From The Times of October 15, 1804, I take the following:

‘An alarming spirit of insubordination was on Wednesday evinced by the French prisoners, about 3,000, at Norman Cross. An incessant uproar was kept up all the morning, and at noon their intention to attempt the destruction of the barrier of the prison became so obvious that the C.O. at the Barrack, apprehensive that the force under his command, consisting only of the Shropshire Militia and one battalion of the Army of reserve, would not be sufficient in case of necessity to environ and restrain so large a body of prisoners, dispatched a messenger requiring the assistance of the Volunteer force at Peterborough. Fortunately the Yeomanry had had a field day, and one of the troops was undismissed when the messenger arrived. The troops immediately galloped into the Barracks. In the evening a tumult still continuing among the prisoners, and some of them taking advantage of the extreme darkness to attempt to escape, further reinforcements were sent for and continued on duty all night. The prisoners, having cut down a portion of the wood enclosure during the night, nine of them escaped through the aperture. In another part of the prison, as soon as daylight broke, it was found that they had undermined a distance of 34 feet towards the Great South Road, under the fosse which surrounds the prison, although it is 4 feet deep, and it is not discovered they had any tools. Five of the prisoners have been re-taken.’

A little later in the year, on a dark, stormy Saturday night, seven prisoners escaped through a hole they had cut in the wooden wall, and were away all Sunday. At 8 p.m. on that day, a sergeant and a corporal of the Durham Militia, on their way north on furlough, heard men talking a ‘foreign lingo’ near Whitewater toll-bar. Suspecting them to be escaped prisoners, they attacked and secured two of them, but five got off. On Monday two of these were caught near Ryall toll-bar in a state of semi-starvation, having hidden in Uffington Thicket for twenty-four hours; the other three escaped.

One of the most difficult tasks which faced the agents of prisons in general, and of Norman Cross in particular, was the checking of contraband traffic between the prisoners and outsiders. At Norman Cross, as I have said, the chief illicit trade was in straw-plaiting work. Strange to say, although the interests of the poor country people were severely injured by this trade, the wealth and influence of the chief dealers were so great that it was difficult to get juries to convict, and when they did convict, to get judges to pass deterrent sentences. In 1807, for instance, legal opinion was actually given that a publican could not have his licence refused because he had carried on the straw-plait traffic with the prisoners, although it was an open secret that the innkeepers of Stilton, Wansford, Whittlesea, Peterborough, and even the landlord of the inn which in those days stood opposite where now is the present Norman Cross Hotel, were deeply engaged in it.

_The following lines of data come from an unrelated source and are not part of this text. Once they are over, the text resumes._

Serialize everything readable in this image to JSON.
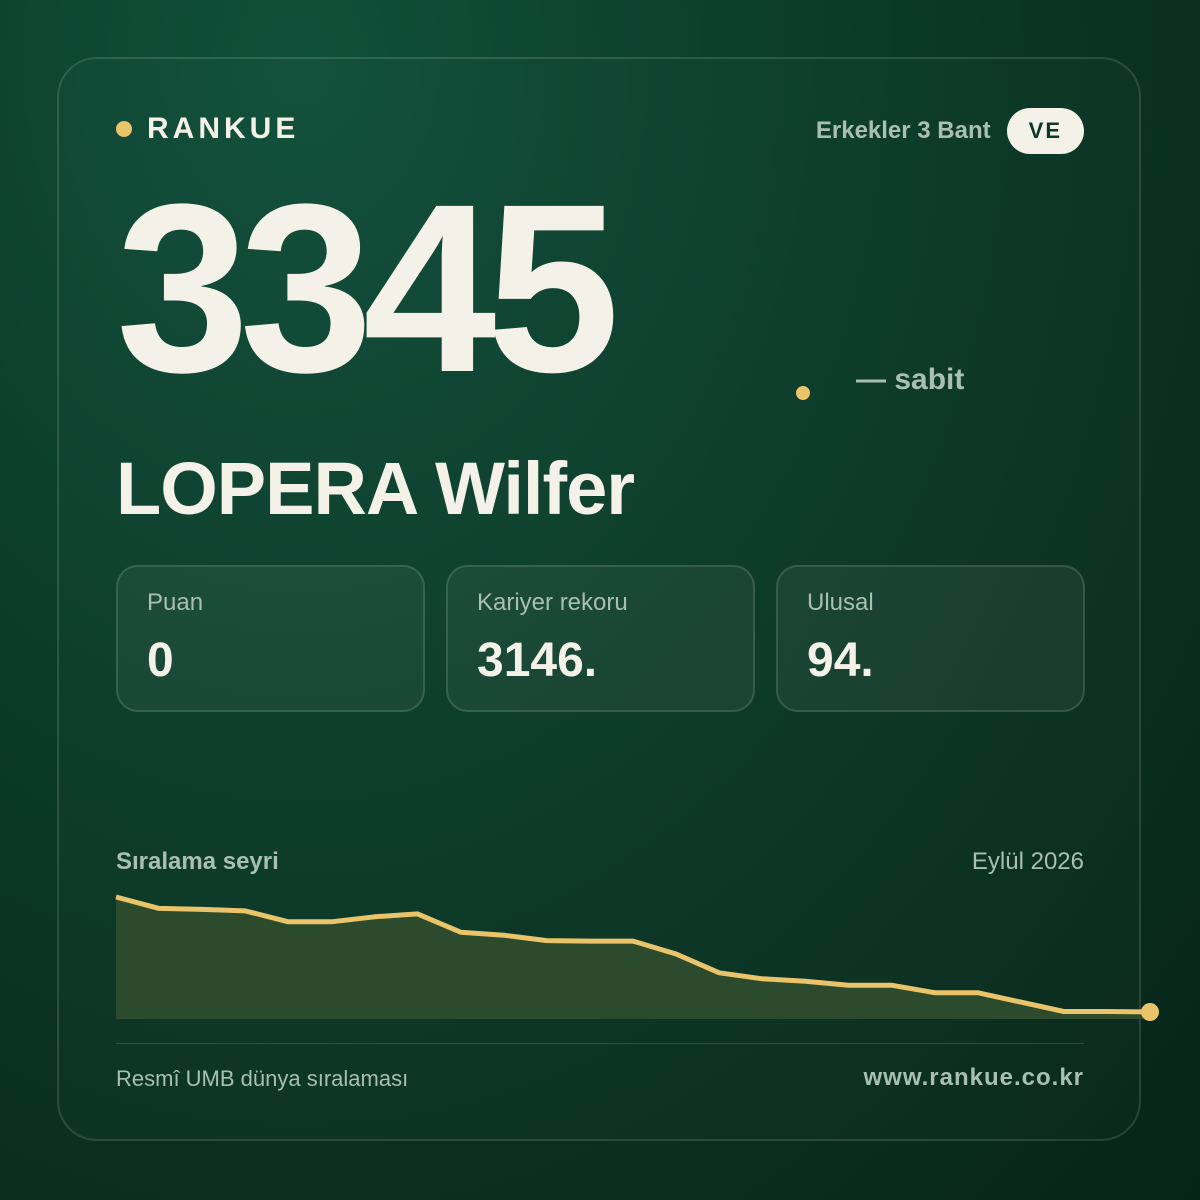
{
  "brand": {
    "name": "RANKUE"
  },
  "category": {
    "label": "Erkekler 3 Bant",
    "badge": "VE"
  },
  "rank": {
    "value": "3345",
    "trend": "— sabit"
  },
  "player": {
    "name": "LOPERA Wilfer"
  },
  "stats": [
    {
      "label": "Puan",
      "value": "0"
    },
    {
      "label": "Kariyer rekoru",
      "value": "3146."
    },
    {
      "label": "Ulusal",
      "value": "94."
    }
  ],
  "chart": {
    "title": "Sıralama seyri",
    "date": "Eylül 2026"
  },
  "chart_data": {
    "type": "area",
    "values": [
      3052,
      3075,
      3077,
      3080,
      3102,
      3102,
      3092,
      3086,
      3123,
      3129,
      3140,
      3141,
      3141,
      3167,
      3205,
      3217,
      3222,
      3230,
      3230,
      3245,
      3245,
      3264,
      3283,
      3283,
      3284
    ],
    "y_inverted": true,
    "grid": false,
    "colors": {
      "line": "#e9c46a",
      "fill": "#2c4a2c"
    }
  },
  "footer": {
    "source": "Resmî UMB dünya sıralaması",
    "url": "www.rankue.co.kr"
  },
  "colors": {
    "accent": "#e9c46a",
    "background": "#0b3a28",
    "text": "#f4f1e8",
    "muted": "#a9bfb0"
  }
}
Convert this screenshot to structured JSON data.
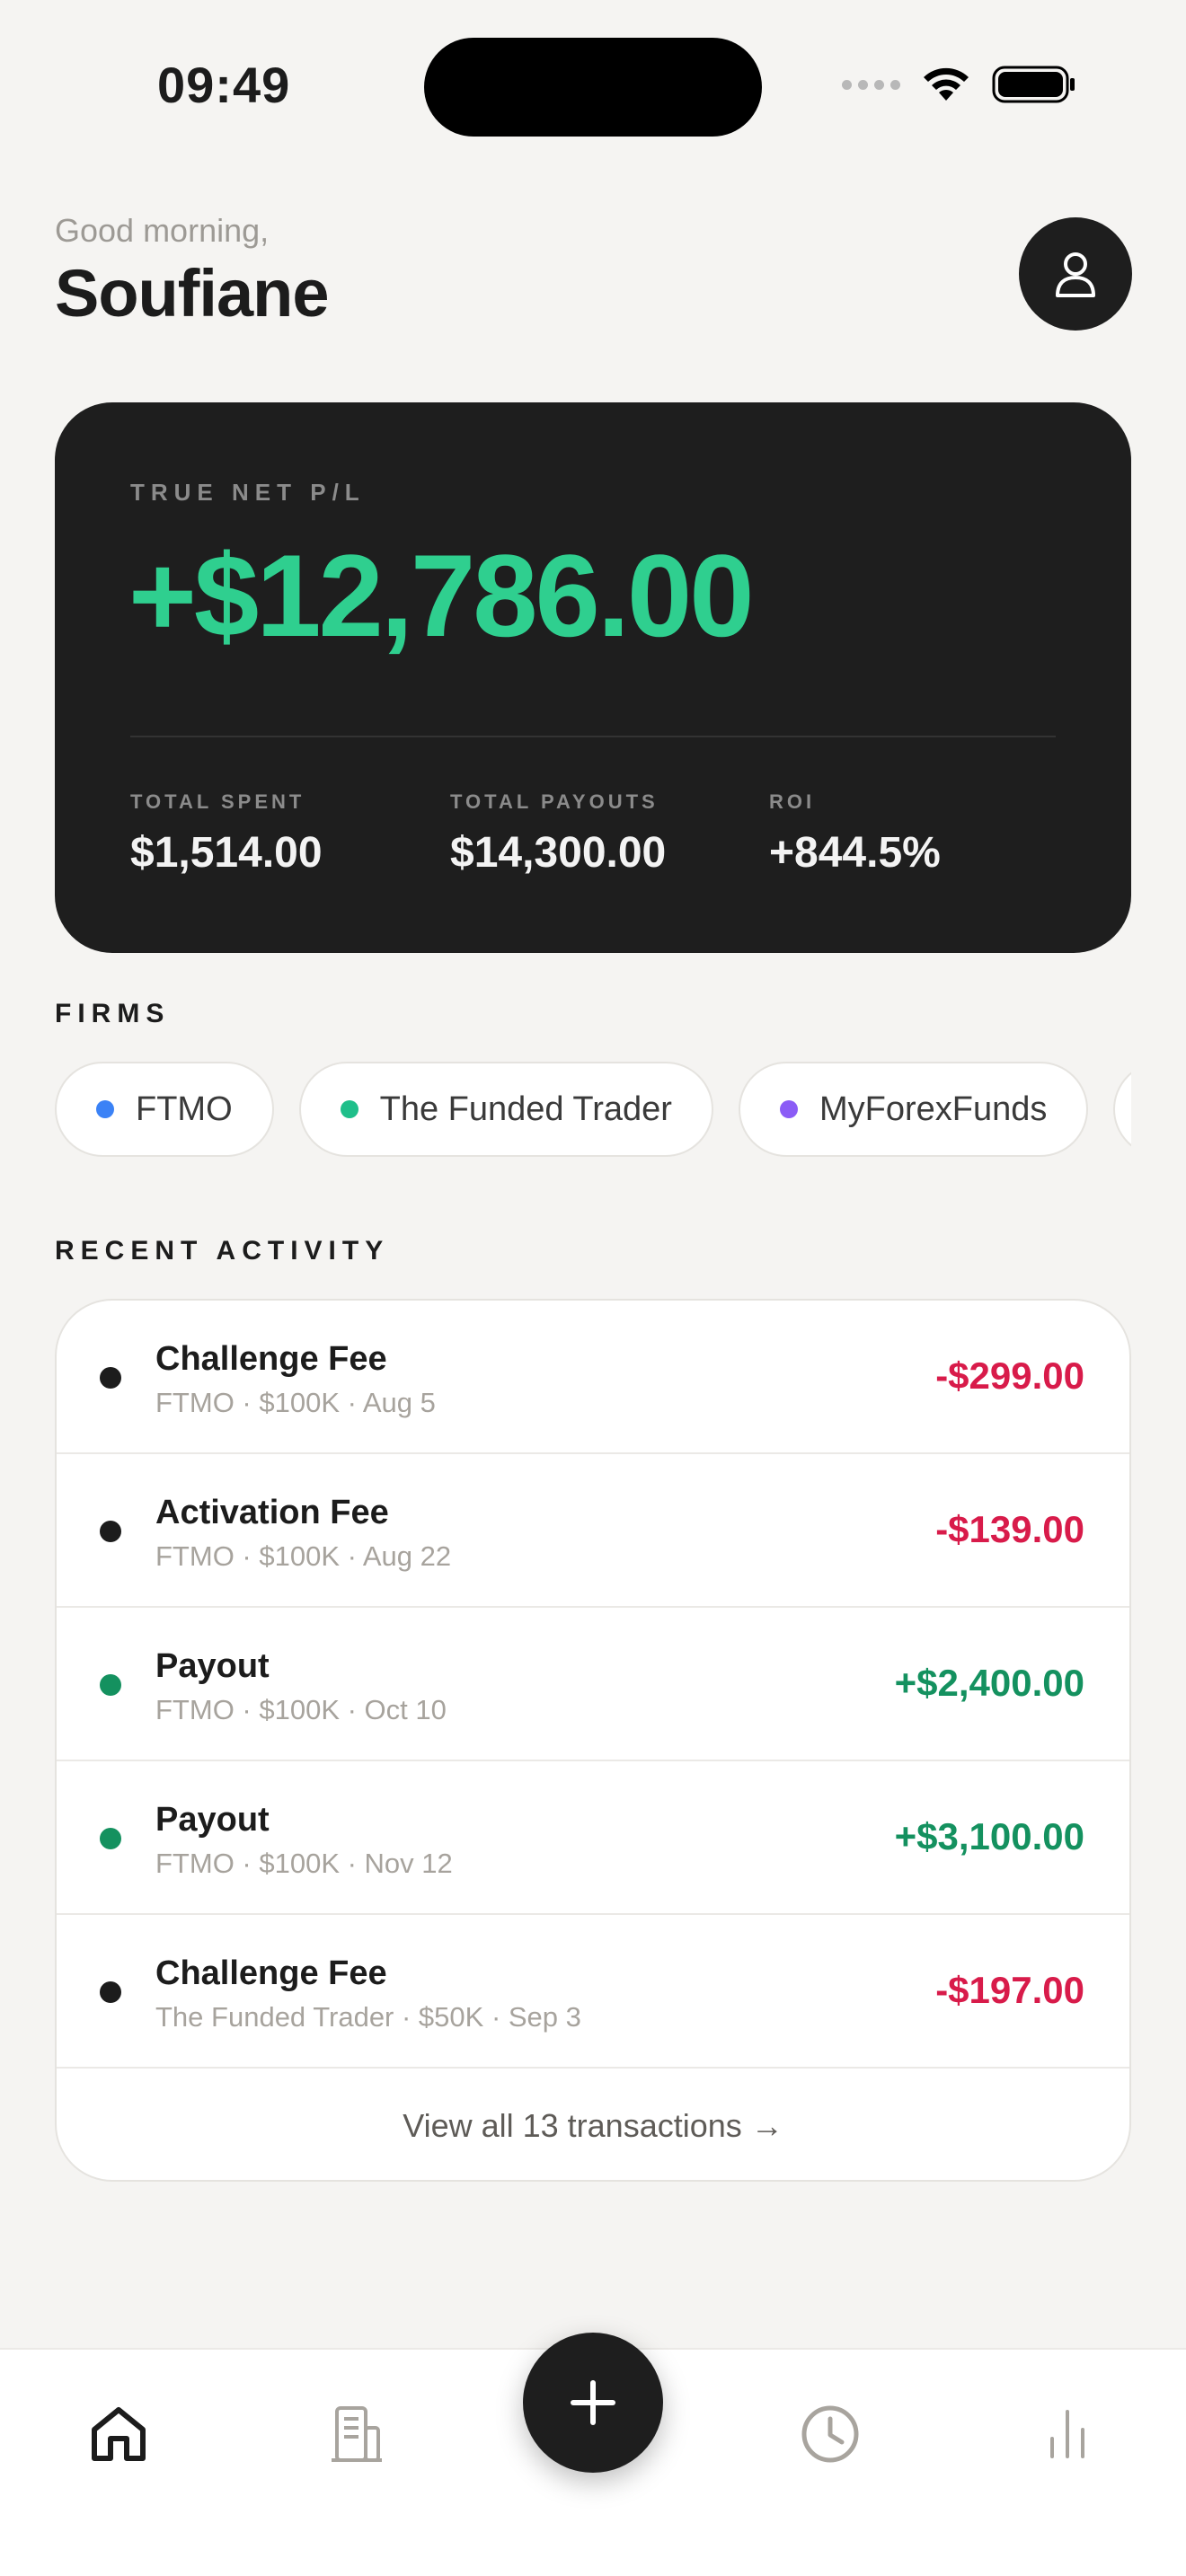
{
  "status_bar": {
    "time": "09:49"
  },
  "header": {
    "greeting": "Good morning,",
    "name": "Soufiane"
  },
  "summary": {
    "label": "TRUE NET P/L",
    "net_value": "+$12,786.00",
    "accent_color": "#2fcf8f",
    "stats": [
      {
        "label": "TOTAL SPENT",
        "value": "$1,514.00"
      },
      {
        "label": "TOTAL PAYOUTS",
        "value": "$14,300.00"
      },
      {
        "label": "ROI",
        "value": "+844.5%"
      }
    ]
  },
  "firms": {
    "title": "FIRMS",
    "items": [
      {
        "name": "FTMO",
        "color": "#3b82f6"
      },
      {
        "name": "The Funded Trader",
        "color": "#1fbf8a"
      },
      {
        "name": "MyForexFunds",
        "color": "#8b5cf6"
      },
      {
        "name": "",
        "color": "#f59e0b"
      }
    ]
  },
  "activity": {
    "title": "RECENT ACTIVITY",
    "transactions": [
      {
        "title": "Challenge Fee",
        "subtitle": "FTMO · $100K · Aug 5",
        "amount": "-$299.00",
        "kind": "expense"
      },
      {
        "title": "Activation Fee",
        "subtitle": "FTMO · $100K · Aug 22",
        "amount": "-$139.00",
        "kind": "expense"
      },
      {
        "title": "Payout",
        "subtitle": "FTMO · $100K · Oct 10",
        "amount": "+$2,400.00",
        "kind": "income"
      },
      {
        "title": "Payout",
        "subtitle": "FTMO · $100K · Nov 12",
        "amount": "+$3,100.00",
        "kind": "income"
      },
      {
        "title": "Challenge Fee",
        "subtitle": "The Funded Trader · $50K · Sep 3",
        "amount": "-$197.00",
        "kind": "expense"
      }
    ],
    "view_all_label": "View all 13 transactions →"
  },
  "colors": {
    "expense": "#d81b4a",
    "income": "#14915f",
    "expense_dot": "#1c1c1c",
    "income_dot": "#14915f"
  },
  "tabbar": {
    "icons": [
      "home-icon",
      "building-icon",
      "plus-icon",
      "clock-icon",
      "bar-chart-icon"
    ]
  }
}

In 1808, ‘from motives of humanity’, the prisoners at Norman Cross were allowed to make baskets, boxes, ornaments, &c., of straw, if the straw-plaiting traffic could be effectually prevented. The manufacture of these articles, which were often works of the most refined beauty and delicacy, of course did not harm the poor, rough straw-plaiters of Bedfordshire and Northamptonshire; but the radius of its sale was limited, the straw-plaiting meant quick and good returns, and the difficulty to be faced by the authorities was to ensure the rightful use of the straw introduced. In 1808 there were many courts-martial upon soldiers of the garrison for being implicated in this traffic, and in each case the soldier was severely flogged and the straw bonnet ordered to be burned. It was no doubt one of these episodes which so aroused George Borrows ire.[[4]] The guard of the coach from Lincoln to Stilton was put under observation by order of the Transport Office, being suspected of assisting people to carry the straw plait made in the prison to Baldock to be made into bonnets.